Ilustrasi: Mik |
Seorang perampok tidak memiliki sisi kedamaian yang membuatnya nyaman dan lega. Seorang perampok akan dipenuhi kegelisahan dan ketakutan atas apa yang akan menimpanya. Jadi, tidak mungkin seorang perampok menikmati keperampokannya dengan tenang. Sedikit gemerisik dedaunan yang rontok digulung angin, mungkin akan membuatnya terkejut. Apalagi suara dentuman keras, tentu akan membuatnya syok. Padahal… hanya suara ban yang kempes. Begitu juga dengan hidup. Keliaran akan membuat diri kita tidak nyaman. Kita dihadapkan pada medan yang luas tak bertepi. Berjalan tak ada tujuan, berlari malah semakin tak terkendali. Bingung, kosong, bego, marah, sedih dan sederet rasa yang menusuk-nusuk kalbu.
Di saat si pengejar menikung, kita pun bergerak cepat meremas
waktu, membangun benteng hidup yang kokoh, memeras energi tanpa batas, berpikir
di luar landasan, berpacu semalam suntuk dalam keliaran padang Afrika.
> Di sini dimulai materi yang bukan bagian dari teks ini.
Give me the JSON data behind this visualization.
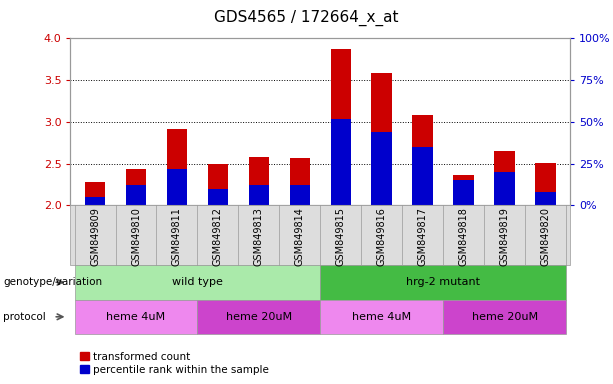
{
  "title": "GDS4565 / 172664_x_at",
  "samples": [
    "GSM849809",
    "GSM849810",
    "GSM849811",
    "GSM849812",
    "GSM849813",
    "GSM849814",
    "GSM849815",
    "GSM849816",
    "GSM849817",
    "GSM849818",
    "GSM849819",
    "GSM849820"
  ],
  "transformed_count": [
    2.28,
    2.44,
    2.92,
    2.5,
    2.58,
    2.57,
    3.87,
    3.59,
    3.08,
    2.37,
    2.65,
    2.51
  ],
  "percentile_rank_pct": [
    5,
    12,
    22,
    10,
    12,
    12,
    52,
    44,
    35,
    15,
    20,
    8
  ],
  "ylim_left": [
    2.0,
    4.0
  ],
  "ylim_right": [
    0,
    100
  ],
  "yticks_left": [
    2.0,
    2.5,
    3.0,
    3.5,
    4.0
  ],
  "yticks_right": [
    0,
    25,
    50,
    75,
    100
  ],
  "ytick_labels_right": [
    "0%",
    "25%",
    "50%",
    "75%",
    "100%"
  ],
  "bar_color_red": "#cc0000",
  "bar_color_blue": "#0000cc",
  "bar_width": 0.5,
  "genotype_groups": [
    {
      "label": "wild type",
      "start": 0,
      "end": 5,
      "color": "#aaeaaa"
    },
    {
      "label": "hrg-2 mutant",
      "start": 6,
      "end": 11,
      "color": "#44bb44"
    }
  ],
  "protocol_groups": [
    {
      "label": "heme 4uM",
      "start": 0,
      "end": 2,
      "color": "#ee88ee"
    },
    {
      "label": "heme 20uM",
      "start": 3,
      "end": 5,
      "color": "#cc44cc"
    },
    {
      "label": "heme 4uM",
      "start": 6,
      "end": 8,
      "color": "#ee88ee"
    },
    {
      "label": "heme 20uM",
      "start": 9,
      "end": 11,
      "color": "#cc44cc"
    }
  ],
  "legend_items": [
    {
      "label": "transformed count",
      "color": "#cc0000"
    },
    {
      "label": "percentile rank within the sample",
      "color": "#0000cc"
    }
  ],
  "left_tick_color": "#cc0000",
  "right_tick_color": "#0000cc",
  "grid_color": "#000000",
  "bg_color": "#ffffff",
  "title_fontsize": 11,
  "tick_fontsize": 7,
  "label_fontsize": 7.5,
  "ann_fontsize": 8
}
Kita
telah melecut hidup dalam belenggu keras. Merantai jiwa di tiang gantungan. Karena
seperti perampok, kita tidak mungkin menikmati hari-hari indah dalam kenyamanan
yang mengancam jiwa. Kegelisahan
senantiasa menghantui. Bahkan pada bayangan kita sendiri menjadi momok yang
menakutkan.
Keliaran hidup membuat derita tak bertepi. Membungkus rasa
pada banyak hal yang seakan mengancam kita, meneror dalam berbagai arah
sehingga kita memerlukan biduk penyelamat atau benteng hebat penangkis semua
serangan. Tentu banyaklah pengorbanan yang harus dipertaruhkan untuk tujuan
tersebut. Menguras banyak materi dan energi.
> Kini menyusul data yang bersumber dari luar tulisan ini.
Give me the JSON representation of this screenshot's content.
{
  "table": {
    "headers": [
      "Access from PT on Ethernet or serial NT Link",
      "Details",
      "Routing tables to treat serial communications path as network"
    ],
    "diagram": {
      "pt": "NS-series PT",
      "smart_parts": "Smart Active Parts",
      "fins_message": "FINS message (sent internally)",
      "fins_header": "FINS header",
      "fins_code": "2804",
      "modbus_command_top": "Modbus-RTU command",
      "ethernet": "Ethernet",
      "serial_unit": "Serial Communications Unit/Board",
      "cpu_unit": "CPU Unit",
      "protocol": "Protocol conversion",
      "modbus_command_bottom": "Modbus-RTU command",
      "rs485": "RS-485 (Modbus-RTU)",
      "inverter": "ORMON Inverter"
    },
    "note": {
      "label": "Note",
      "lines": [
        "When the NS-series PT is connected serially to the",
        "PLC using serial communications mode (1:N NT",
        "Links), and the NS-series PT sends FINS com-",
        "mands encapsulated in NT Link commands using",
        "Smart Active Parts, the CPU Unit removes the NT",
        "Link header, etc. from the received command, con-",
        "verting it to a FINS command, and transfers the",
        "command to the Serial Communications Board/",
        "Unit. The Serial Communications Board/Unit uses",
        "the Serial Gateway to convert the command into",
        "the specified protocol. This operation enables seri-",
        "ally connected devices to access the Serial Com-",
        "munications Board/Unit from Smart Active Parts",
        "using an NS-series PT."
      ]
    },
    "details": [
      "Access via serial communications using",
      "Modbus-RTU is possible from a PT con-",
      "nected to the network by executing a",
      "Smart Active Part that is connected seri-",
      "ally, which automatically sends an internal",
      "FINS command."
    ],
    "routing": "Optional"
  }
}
Pengorbanan besar-besaran itu sayangnya tidak membuahkan
hasil. Usaha yang luar biasa itu sia-sia. Karena biduk yang kita desain ataupun
benteng kokoh yang kita bangun terdapat dalam dimensi keliaran yang sama. Keliaran
alami selama wujud kita masih bersentuhan dengan tanah, pembauan kita masih sanggup
membedakan kelezatan dan lawanannya. Di sanalah derita meminta jatah kewujudannya
atas ciptaan Tuhan. Lantas, mungkinkah keliaran itu dihilangkan? Tentu saja!
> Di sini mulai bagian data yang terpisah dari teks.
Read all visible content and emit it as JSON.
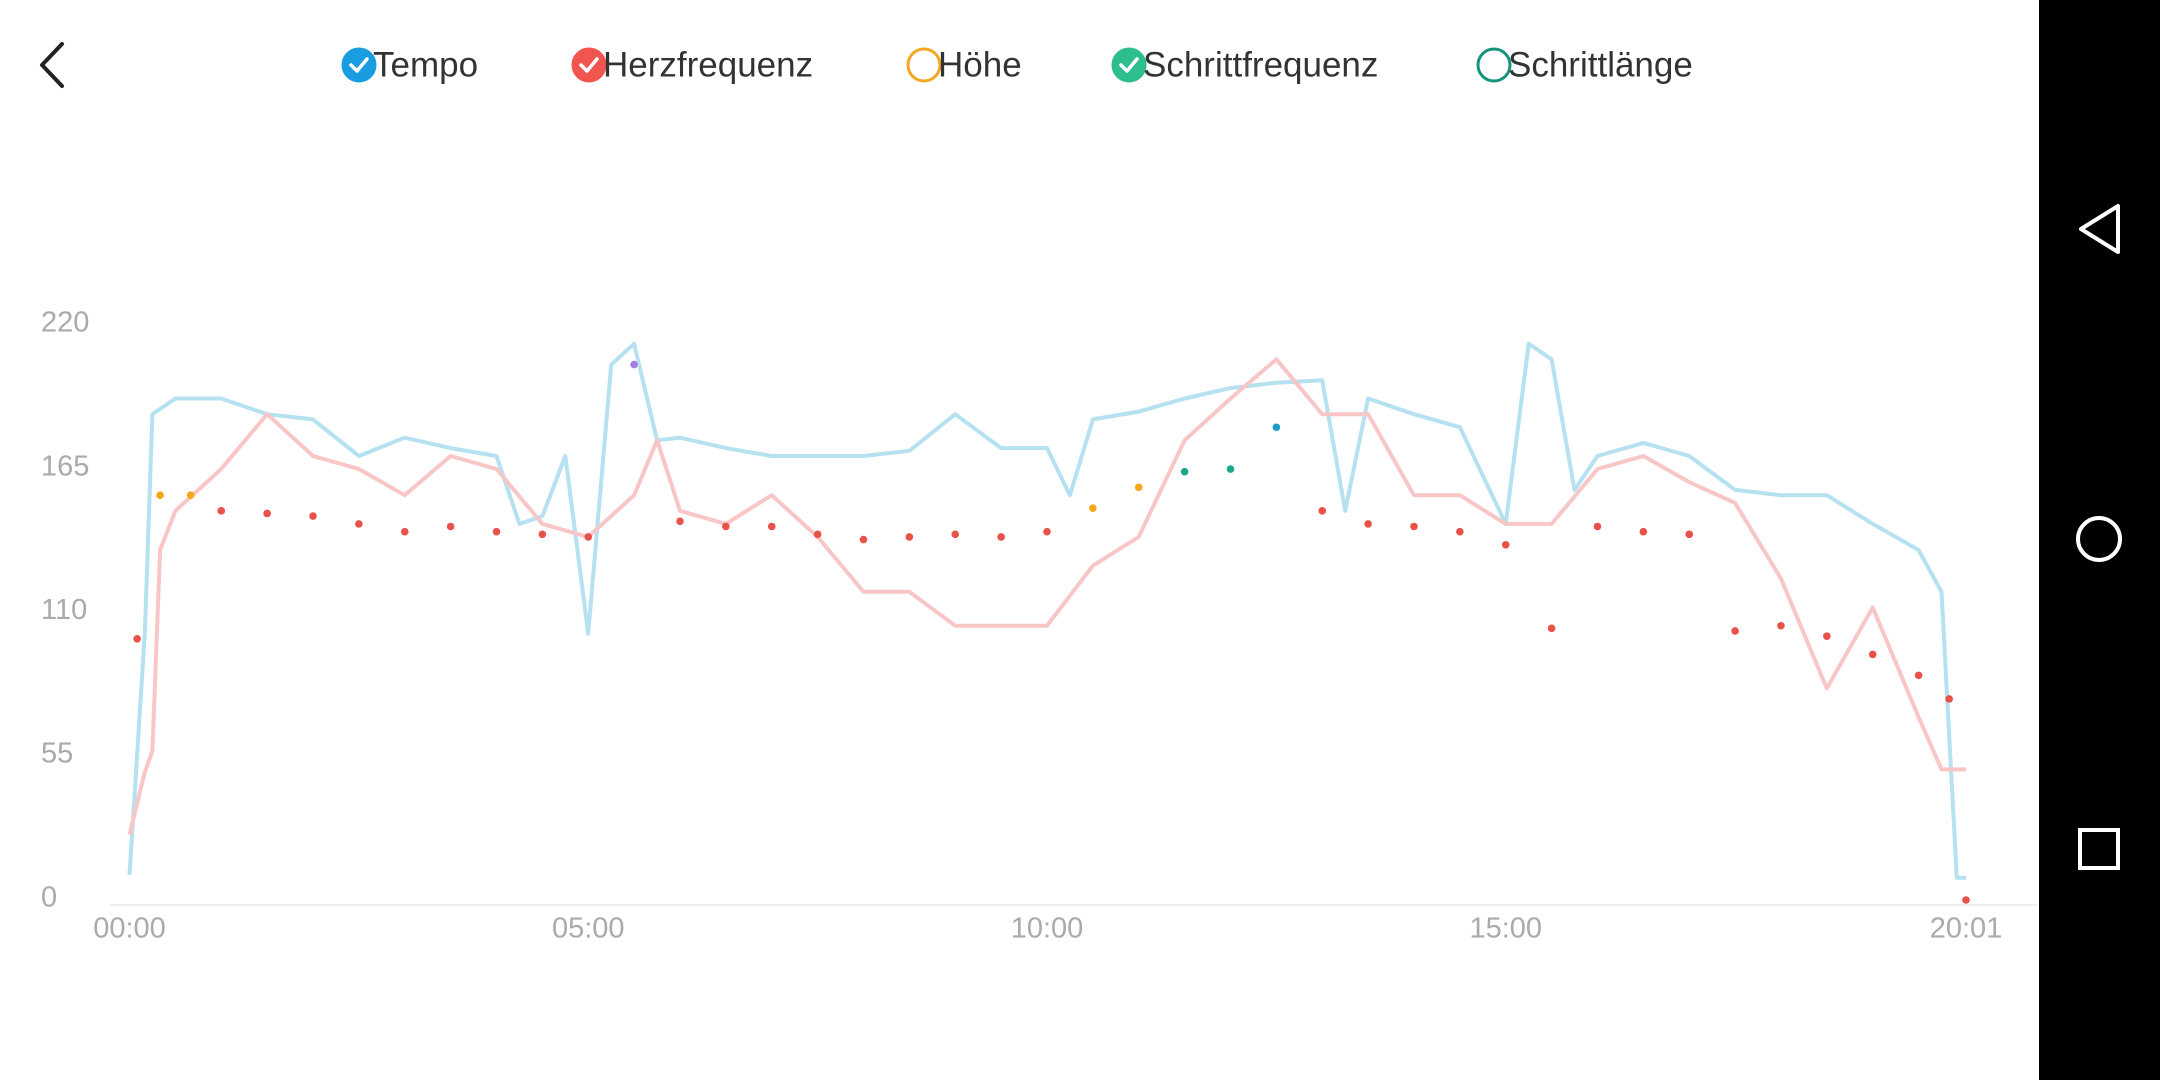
{
  "chart_data": {
    "type": "line",
    "ylim": [
      0,
      220
    ],
    "yticks": [
      0,
      55,
      110,
      165,
      220
    ],
    "xlim": [
      0,
      1201
    ],
    "xticks": [
      {
        "value": 0,
        "label": "00:00"
      },
      {
        "value": 300,
        "label": "05:00"
      },
      {
        "value": 600,
        "label": "10:00"
      },
      {
        "value": 900,
        "label": "15:00"
      },
      {
        "value": 1201,
        "label": "20:01"
      }
    ],
    "series": [
      {
        "name": "Tempo",
        "color": "#1a9de0",
        "line_color": "#b5e1f1",
        "checked": true,
        "style": "line",
        "x": [
          0,
          10,
          15,
          30,
          60,
          90,
          120,
          150,
          180,
          210,
          240,
          255,
          270,
          285,
          300,
          315,
          330,
          345,
          360,
          390,
          420,
          450,
          480,
          510,
          540,
          570,
          600,
          615,
          630,
          660,
          690,
          720,
          750,
          780,
          795,
          810,
          840,
          870,
          900,
          915,
          930,
          945,
          960,
          990,
          1020,
          1050,
          1080,
          1110,
          1140,
          1170,
          1185,
          1195,
          1201
        ],
        "values": [
          10.6,
          103,
          187,
          193,
          193,
          187,
          185,
          171,
          178,
          174,
          171,
          145,
          148,
          171,
          103,
          206,
          214,
          177,
          178,
          174,
          171,
          171,
          171,
          173,
          187,
          174,
          174,
          156,
          185,
          188,
          193,
          197,
          199,
          200,
          150,
          193,
          187,
          182,
          145,
          214,
          208,
          158,
          171,
          176,
          171,
          158,
          156,
          156,
          145,
          135,
          119,
          9.5,
          9.5
        ]
      },
      {
        "name": "Herzfrequenz",
        "color": "#f0554f",
        "line_color": "#f8c6c6",
        "checked": true,
        "style": "line",
        "x": [
          0,
          10,
          15,
          20,
          30,
          60,
          90,
          120,
          150,
          180,
          210,
          240,
          270,
          300,
          330,
          345,
          360,
          390,
          420,
          450,
          480,
          510,
          540,
          570,
          600,
          630,
          660,
          690,
          720,
          750,
          780,
          810,
          840,
          870,
          900,
          930,
          960,
          990,
          1020,
          1050,
          1080,
          1110,
          1140,
          1170,
          1185,
          1201
        ],
        "values": [
          26,
          50,
          58,
          135,
          150,
          166,
          187,
          171,
          166,
          156,
          171,
          166,
          145,
          140,
          156,
          177,
          150,
          145,
          156,
          140,
          119,
          119,
          106,
          106,
          106,
          129,
          140,
          177,
          193,
          208,
          187,
          187,
          156,
          156,
          145,
          145,
          166,
          171,
          161,
          153,
          124,
          82,
          113,
          71,
          51,
          51
        ]
      },
      {
        "name": "Höhe",
        "color": "#f5a623",
        "checked": false
      },
      {
        "name": "Schrittfrequenz",
        "color": "#2ebd8f",
        "checked": true,
        "style": "dots",
        "x": [
          5,
          20,
          40,
          60,
          90,
          120,
          150,
          180,
          210,
          240,
          270,
          300,
          330,
          360,
          390,
          420,
          450,
          480,
          510,
          540,
          570,
          600,
          630,
          660,
          690,
          720,
          750,
          780,
          810,
          840,
          870,
          900,
          930,
          960,
          990,
          1020,
          1050,
          1080,
          1110,
          1140,
          1170,
          1190,
          1201
        ],
        "values": [
          101,
          156,
          156,
          150,
          149,
          148,
          145,
          142,
          144,
          142,
          141,
          140,
          206,
          146,
          144,
          144,
          141,
          139,
          140,
          141,
          140,
          142,
          151,
          159,
          165,
          166,
          182,
          150,
          145,
          144,
          142,
          137,
          105,
          144,
          142,
          141,
          104,
          106,
          102,
          95,
          87,
          78,
          1
        ],
        "point_colors": [
          "#e9524a",
          "#f4a815",
          "#f4a815",
          "#e9524a",
          "#e9524a",
          "#e9524a",
          "#e9524a",
          "#e9524a",
          "#e9524a",
          "#e9524a",
          "#e9524a",
          "#e9524a",
          "#a77be8",
          "#e9524a",
          "#e9524a",
          "#e9524a",
          "#e9524a",
          "#e9524a",
          "#e9524a",
          "#e9524a",
          "#e9524a",
          "#e9524a",
          "#f4a815",
          "#f4a815",
          "#1aa88a",
          "#1aa88a",
          "#1b9dc9",
          "#e9524a",
          "#e9524a",
          "#e9524a",
          "#e9524a",
          "#e9524a",
          "#e9524a",
          "#e9524a",
          "#e9524a",
          "#e9524a",
          "#e9524a",
          "#e9524a",
          "#e9524a",
          "#e9524a",
          "#e9524a",
          "#e9524a",
          "#e9524a"
        ]
      },
      {
        "name": "Schrittlänge",
        "color": "#17937c",
        "checked": false
      }
    ]
  }
}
Satu-satunya jalan menghindari terror hidup yang mengikis kedamaian batin
hanyalah come back to the Creator.
Dengan bahasa lain ‘menyerahlah’ terhadap apa pun keputusan Sang Pengadil. Dia
yang memiliki alam semesta tentulah mengerti keadaan kita sedetilnya. Menyeret
diri pada-Nya tanpa keterpaksaan adalah kemestian atas kelelahan keliaran yang
sebelumnya kita lalui. Penyerahan yang mutlak tidak lagi dilecut derita.
Penyerahan diri seutuhnya serta menjadikan-Nya sebagai satu-satunya obsesi akan
berefek pada matinya sebungkus rasa yang membingkai hidup dalam kemasygulan.
Dunia rasa telah berperan terlalu dominan sehingga matilah fungsi hati untuk
megingat Sang Pencipta. Kekeruhan jiwa membuat hidup mengejar apa yang tidak
semestinya. Bayang-bayang selamanya tetap sama. Tidak ada sebab akibat yang
mungkin ditimbulkannya. Bayangan pohon yang terpacak menutupi jalan, tentu saja
tidak bisa menghentikan si pengendara. Jadi, kita telah diliarkan oleh
bayang-bayang yang tentulah tidak memiliki rupa dan daya. Bayang-bayang telah
membelenggu dan menyiksa jiwa kita selamanya. Sangat aneh, tentu aneh, bila
kapan bayang-bayang memiliki kekuasaan?
Seseorang yang terlalu jauh menuju Barat, tentu dia telah
meninggalkan Timur sejauh itu juga. Seandainya keliaran telah menunggangi hidup
kita tanpa kendali, semestinya kita telah memasang tabir tebal dengan Sang Maha
Benar. Tidak ada jalan lain memperbaikinya selain menyerah. Takluk adalah
bentuk penghambaan sejati terhadap-Nya. Mudah-mudahan bayang-bayang itu semakin
luntur dengan hadirnya mentari di hati kita.